Kanadyjscy mistrzowie progresywnego rocka, zespół Rush, jakiś czas temu zakończyli karierę ze względu na chęć przejścia perkusisty, Neila Pearta, na emeryturę. Czy może raczej tę karierę zawiesili? Z ostatnich wypowiedzi muzyków bije światełko nadziei dla wszystkich spragnionych nowego materiału od autorów takich przełomowych albumów, jak „Moving Pictures” czy „2112”!
Kanadyjski dziennikarz George Stroumboulopoulos przesłuchiwał ostatnio gitarzystę Aleksa Lifesona oraz śpiewającego basistę Geddy’ego Lee na okoliczność uhonorowania dorobku zespołu wręczeniem im kluczy do miasta Toronto oraz nazwaniem na ich cześć parku w okolicznym Willowdale.
https://www.youtube.com/watch?v=IIAftTV4tBk
Na pytanie dotyczące uczuć towarzyszących emeryturze Alex Lifeson odpowiedział:
Przez ten rok musiałem się dopasować. Zajęliśmy się innymi rzeczami, które nas interesują i chwilę to trwało, zanim się w tym odnaleźliśmy. Ale wciąż czuję, że mogę robić wiele rzeczy i granie zdecydowanie jest jedną z nich. Jestem pewien, że jeszcze coś razem nagramy. Po prostu nie potrafimy przestać wspólnie tworzyć!
Geddy Lee usłyszał pytanie, czy utrzymuje na emeryturze muzyczną formę.
Jasne. Praktycznie codziennie, gdy jestem w domu, gram coś na basie.

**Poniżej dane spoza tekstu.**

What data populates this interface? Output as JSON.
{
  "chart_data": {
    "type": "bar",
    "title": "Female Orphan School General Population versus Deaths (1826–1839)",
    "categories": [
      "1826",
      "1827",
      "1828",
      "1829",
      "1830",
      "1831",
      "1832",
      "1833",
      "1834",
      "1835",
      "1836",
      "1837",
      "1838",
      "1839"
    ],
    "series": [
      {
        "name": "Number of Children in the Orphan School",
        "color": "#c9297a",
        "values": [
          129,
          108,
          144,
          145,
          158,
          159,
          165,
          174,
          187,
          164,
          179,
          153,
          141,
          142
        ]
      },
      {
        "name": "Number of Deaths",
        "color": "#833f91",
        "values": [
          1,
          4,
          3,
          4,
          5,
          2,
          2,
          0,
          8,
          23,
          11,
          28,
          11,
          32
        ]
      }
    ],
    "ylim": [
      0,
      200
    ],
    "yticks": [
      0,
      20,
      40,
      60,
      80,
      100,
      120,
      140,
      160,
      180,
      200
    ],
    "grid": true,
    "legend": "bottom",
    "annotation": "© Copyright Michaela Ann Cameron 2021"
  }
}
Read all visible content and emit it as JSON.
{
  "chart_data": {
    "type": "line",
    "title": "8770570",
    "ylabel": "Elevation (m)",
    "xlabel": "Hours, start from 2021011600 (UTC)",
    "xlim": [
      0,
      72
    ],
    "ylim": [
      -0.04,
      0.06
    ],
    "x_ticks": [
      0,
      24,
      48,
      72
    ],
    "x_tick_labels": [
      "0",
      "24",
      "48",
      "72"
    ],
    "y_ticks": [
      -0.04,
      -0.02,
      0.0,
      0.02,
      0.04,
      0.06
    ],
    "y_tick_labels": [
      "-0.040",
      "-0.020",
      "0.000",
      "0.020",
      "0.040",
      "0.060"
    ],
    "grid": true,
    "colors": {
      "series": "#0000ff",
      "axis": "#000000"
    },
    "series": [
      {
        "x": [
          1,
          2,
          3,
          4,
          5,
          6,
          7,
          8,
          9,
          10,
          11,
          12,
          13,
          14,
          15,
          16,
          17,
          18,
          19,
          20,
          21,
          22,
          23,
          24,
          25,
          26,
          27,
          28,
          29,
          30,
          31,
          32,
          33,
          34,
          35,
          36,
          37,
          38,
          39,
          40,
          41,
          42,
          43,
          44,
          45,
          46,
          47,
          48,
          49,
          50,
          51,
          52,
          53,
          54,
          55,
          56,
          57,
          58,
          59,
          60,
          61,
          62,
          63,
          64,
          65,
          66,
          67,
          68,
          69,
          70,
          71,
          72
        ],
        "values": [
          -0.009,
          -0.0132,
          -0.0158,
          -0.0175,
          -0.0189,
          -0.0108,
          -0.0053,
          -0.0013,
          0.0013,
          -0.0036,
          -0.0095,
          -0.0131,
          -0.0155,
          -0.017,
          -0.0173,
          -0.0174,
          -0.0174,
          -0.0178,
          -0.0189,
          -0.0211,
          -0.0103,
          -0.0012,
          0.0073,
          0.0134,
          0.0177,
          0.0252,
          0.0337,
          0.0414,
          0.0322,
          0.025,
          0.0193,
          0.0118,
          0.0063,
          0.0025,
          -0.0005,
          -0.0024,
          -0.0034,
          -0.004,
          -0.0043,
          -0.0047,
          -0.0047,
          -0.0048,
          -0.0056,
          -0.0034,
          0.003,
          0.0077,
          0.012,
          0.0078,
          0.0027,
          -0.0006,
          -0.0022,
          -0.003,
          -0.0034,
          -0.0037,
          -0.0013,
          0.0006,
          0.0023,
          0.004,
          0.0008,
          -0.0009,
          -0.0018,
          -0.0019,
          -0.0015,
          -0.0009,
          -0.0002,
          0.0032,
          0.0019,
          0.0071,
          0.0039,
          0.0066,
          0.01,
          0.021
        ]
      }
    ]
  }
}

Sporo ostatnio podróżuję razem z małżonką. Zwiedzamy świat długi i szeroki,korzystamy z tej przerwy w mojej karierze – czymkolwiek by ta przerwa nie była. Ale kocham grać i gram sporo. Prędzej czy później zdarzy się dokładnie to, co ma się zdarzyć.
Oby jak najprędzej panowie uznali, że to już dobry moment na wspólne nagrywanie!